The Mirage of an International Jerusalem

By Michel Gurfinkiel

How the idea of Jerusalem's status as an “international city” became embedded in countless UN resolutions and foreign policies, and why it is utterly baseless.

The United States decision on December 6, 2017 to recognize Jerusalem as the capital of Israel and to transfer the American embassy there from Tel Aviv was one of the more momentous acts of diplomacy ever undertaken by a U.S. administration in Middle Eastern affairs. So much so that nobody believed President Donald Trump would actually do it, until he did.
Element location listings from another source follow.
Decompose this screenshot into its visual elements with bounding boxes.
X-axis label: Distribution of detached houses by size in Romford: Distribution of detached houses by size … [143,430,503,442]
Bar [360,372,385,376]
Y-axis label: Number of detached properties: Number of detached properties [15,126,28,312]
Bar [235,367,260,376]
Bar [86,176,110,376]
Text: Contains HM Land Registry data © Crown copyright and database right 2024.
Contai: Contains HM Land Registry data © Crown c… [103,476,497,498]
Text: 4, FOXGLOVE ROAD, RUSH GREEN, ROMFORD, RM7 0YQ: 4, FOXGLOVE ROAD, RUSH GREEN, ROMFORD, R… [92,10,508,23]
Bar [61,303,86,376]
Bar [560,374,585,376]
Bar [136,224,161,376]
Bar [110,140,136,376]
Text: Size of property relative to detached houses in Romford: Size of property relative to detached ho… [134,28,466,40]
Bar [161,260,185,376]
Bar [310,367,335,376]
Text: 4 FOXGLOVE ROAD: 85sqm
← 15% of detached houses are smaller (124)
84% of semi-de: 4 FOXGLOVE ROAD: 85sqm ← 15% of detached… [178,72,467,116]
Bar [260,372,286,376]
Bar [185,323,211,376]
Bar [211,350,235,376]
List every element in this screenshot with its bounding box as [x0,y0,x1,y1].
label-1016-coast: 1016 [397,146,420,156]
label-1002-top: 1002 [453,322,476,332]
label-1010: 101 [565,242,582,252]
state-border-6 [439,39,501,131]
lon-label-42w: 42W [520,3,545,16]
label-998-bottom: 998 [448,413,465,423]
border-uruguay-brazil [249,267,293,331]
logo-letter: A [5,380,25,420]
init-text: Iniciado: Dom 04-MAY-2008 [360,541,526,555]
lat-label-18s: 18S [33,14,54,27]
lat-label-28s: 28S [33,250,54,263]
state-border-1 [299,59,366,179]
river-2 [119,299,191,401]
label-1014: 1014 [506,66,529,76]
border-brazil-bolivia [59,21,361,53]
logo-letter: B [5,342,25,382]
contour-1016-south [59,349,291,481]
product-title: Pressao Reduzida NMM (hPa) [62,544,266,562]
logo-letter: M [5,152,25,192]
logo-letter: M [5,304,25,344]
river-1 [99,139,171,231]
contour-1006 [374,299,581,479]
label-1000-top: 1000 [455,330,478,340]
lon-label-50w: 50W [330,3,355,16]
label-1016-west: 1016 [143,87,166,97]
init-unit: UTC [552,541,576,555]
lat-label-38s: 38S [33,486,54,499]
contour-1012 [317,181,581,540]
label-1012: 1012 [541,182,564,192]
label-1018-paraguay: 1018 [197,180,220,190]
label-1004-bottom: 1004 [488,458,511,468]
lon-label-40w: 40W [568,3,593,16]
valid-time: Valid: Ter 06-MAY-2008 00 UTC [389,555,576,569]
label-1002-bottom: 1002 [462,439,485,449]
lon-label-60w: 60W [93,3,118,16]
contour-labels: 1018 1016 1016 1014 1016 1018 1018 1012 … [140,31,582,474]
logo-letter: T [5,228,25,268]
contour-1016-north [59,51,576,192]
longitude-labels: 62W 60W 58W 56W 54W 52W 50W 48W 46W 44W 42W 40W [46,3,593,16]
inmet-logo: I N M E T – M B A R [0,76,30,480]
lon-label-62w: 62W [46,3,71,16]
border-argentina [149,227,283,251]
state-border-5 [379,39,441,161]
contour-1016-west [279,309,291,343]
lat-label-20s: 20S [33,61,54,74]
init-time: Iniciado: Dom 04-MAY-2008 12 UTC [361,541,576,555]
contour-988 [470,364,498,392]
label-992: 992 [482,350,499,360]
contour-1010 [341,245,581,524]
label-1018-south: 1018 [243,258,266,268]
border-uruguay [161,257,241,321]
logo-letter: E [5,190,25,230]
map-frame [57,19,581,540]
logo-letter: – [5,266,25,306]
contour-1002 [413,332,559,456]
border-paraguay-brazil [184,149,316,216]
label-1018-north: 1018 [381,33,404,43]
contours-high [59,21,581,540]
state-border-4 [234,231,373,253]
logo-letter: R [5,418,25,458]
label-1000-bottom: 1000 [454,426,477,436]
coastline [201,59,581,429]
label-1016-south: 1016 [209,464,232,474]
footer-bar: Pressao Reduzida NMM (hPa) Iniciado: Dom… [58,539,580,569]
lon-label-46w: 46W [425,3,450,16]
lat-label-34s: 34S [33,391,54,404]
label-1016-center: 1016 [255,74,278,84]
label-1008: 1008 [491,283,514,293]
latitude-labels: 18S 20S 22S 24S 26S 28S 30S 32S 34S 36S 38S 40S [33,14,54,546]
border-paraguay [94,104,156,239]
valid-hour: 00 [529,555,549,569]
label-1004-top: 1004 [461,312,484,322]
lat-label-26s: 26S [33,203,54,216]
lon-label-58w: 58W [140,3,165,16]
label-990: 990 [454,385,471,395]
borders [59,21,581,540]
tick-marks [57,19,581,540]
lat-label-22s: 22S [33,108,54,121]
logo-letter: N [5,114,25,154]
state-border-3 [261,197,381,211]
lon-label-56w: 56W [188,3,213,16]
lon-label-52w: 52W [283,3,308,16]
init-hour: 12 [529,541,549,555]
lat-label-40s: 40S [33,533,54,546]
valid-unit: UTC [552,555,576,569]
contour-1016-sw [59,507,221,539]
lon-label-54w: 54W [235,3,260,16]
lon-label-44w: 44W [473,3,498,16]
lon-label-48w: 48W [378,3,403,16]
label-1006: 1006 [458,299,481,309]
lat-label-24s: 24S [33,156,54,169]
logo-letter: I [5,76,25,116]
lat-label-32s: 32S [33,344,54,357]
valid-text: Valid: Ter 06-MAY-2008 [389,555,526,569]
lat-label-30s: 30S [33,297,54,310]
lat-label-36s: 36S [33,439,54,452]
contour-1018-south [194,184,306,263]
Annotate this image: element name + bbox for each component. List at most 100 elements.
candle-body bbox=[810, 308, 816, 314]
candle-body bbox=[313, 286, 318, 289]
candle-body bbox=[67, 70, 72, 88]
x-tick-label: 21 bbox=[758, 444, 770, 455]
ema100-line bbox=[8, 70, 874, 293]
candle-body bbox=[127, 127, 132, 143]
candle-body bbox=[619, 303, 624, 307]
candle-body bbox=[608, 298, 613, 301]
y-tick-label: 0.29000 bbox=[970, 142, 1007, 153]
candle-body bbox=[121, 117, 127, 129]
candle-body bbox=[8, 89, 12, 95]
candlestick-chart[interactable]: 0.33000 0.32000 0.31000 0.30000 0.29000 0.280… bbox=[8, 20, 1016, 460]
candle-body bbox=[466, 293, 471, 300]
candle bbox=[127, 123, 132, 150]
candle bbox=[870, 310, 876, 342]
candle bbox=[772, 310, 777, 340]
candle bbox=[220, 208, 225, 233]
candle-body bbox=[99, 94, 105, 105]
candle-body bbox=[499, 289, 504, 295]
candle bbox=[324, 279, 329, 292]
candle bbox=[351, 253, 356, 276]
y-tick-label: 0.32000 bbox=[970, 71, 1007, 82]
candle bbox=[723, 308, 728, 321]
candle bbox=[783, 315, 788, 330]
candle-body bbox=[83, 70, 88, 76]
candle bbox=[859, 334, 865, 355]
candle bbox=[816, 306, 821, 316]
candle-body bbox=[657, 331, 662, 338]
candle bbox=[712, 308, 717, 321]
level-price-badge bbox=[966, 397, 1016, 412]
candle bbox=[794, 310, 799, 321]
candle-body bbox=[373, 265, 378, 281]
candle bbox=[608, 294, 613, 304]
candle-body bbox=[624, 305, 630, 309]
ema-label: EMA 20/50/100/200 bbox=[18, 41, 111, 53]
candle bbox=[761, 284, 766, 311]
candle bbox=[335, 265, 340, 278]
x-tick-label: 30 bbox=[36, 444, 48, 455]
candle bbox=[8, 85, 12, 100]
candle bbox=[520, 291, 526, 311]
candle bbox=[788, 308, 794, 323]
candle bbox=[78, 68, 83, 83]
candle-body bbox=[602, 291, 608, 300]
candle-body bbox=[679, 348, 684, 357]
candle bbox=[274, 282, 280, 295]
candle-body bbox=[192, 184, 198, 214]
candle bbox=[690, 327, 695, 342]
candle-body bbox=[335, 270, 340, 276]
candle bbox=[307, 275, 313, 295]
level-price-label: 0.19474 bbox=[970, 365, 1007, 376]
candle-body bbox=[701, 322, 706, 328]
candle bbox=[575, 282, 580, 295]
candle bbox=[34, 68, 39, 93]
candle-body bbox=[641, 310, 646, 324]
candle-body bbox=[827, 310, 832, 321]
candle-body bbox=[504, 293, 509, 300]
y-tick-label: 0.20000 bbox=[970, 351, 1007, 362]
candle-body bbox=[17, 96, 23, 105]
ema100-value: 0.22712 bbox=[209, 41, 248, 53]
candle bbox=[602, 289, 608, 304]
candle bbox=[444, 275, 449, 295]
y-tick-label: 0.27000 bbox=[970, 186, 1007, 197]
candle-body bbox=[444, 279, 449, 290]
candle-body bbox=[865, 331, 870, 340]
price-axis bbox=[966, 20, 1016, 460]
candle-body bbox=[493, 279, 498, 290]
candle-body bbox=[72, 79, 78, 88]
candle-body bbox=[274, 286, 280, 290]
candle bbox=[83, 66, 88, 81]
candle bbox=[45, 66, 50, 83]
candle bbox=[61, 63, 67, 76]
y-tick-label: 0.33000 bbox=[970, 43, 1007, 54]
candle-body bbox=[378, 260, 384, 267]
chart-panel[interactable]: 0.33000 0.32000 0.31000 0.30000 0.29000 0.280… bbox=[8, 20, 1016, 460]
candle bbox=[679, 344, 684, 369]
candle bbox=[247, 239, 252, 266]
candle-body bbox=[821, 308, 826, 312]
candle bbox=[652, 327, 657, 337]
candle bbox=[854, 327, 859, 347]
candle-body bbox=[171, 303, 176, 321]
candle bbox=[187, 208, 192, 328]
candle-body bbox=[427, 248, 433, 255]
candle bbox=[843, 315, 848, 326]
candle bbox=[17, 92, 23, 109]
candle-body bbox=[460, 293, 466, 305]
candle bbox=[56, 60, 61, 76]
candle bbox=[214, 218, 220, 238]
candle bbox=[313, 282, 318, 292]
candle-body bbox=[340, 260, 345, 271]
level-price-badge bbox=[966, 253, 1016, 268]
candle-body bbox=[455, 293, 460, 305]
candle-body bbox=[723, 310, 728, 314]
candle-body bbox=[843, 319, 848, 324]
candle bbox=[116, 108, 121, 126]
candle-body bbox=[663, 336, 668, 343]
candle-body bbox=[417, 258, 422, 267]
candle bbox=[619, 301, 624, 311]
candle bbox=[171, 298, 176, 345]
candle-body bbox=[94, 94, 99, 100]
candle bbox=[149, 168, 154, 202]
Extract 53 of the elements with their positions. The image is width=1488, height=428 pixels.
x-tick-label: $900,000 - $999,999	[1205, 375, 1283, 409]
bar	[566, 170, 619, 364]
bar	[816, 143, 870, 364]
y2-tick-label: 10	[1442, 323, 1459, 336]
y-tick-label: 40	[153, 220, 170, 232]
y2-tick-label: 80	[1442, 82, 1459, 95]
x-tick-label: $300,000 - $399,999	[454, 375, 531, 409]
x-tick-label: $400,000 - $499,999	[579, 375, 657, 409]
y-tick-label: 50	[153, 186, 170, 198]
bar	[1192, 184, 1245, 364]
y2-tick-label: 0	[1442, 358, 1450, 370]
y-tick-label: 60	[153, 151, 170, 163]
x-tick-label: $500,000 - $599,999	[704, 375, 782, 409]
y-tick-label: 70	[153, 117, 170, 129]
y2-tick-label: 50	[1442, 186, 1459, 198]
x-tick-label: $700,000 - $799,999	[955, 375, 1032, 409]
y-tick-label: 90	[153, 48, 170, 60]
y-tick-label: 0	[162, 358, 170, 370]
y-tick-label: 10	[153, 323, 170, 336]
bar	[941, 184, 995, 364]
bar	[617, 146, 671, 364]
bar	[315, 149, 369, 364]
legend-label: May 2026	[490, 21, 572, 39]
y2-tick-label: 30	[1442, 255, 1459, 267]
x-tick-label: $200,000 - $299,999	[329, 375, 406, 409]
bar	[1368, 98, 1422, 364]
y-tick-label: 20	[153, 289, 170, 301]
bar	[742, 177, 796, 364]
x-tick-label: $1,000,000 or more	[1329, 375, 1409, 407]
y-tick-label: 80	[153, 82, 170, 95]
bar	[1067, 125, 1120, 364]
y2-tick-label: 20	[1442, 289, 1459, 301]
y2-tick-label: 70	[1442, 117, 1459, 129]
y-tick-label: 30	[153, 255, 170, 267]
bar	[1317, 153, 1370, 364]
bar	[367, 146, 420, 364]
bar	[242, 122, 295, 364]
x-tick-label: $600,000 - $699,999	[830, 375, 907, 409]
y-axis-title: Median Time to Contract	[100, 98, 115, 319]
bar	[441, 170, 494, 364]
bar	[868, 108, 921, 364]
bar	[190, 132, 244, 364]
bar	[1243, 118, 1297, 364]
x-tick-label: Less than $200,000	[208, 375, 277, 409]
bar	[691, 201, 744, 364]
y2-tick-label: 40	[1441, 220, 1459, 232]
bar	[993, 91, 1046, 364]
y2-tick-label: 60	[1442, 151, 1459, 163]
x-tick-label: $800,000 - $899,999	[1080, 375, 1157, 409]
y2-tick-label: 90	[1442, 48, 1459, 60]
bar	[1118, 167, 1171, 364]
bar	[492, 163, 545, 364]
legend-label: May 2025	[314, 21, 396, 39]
When he did, most Israelis and most pro-Israel Americans approved or were positively delighted. By contrast, the American political class, Republicans and Democrats alike, was stunned—even though the president had merely fulfilled a legislative mandate, the Jerusalem Embassy Act, that had been passed near unanimously by both houses of Congress during the presidency of Bill Clinton 22 years earlier in 1995, only to be repeatedly deferred by successive White Houses for over two decades. Veteran Near East Arabists in the Department of State, for their part, put on a stern face and obeyed.

What came next was no surprise. The “international community,” from the United Nations General Assembly to the European Union, not to mention the Arab League and the World Islamic Conference, stridently rejected the American initiative. Two weeks after the decision was announced, 128 of the 193 member states of the General Assembly approved a resolution—ES-10/L.22—drafted by Turkey and Yemen and demanding that “all states comply with Security Council resolutions regarding the Holy City of Jerusalem and do not recognize any actions or measures contrary to those resolutions.” Only eight countries, including Israel, sided with the United States.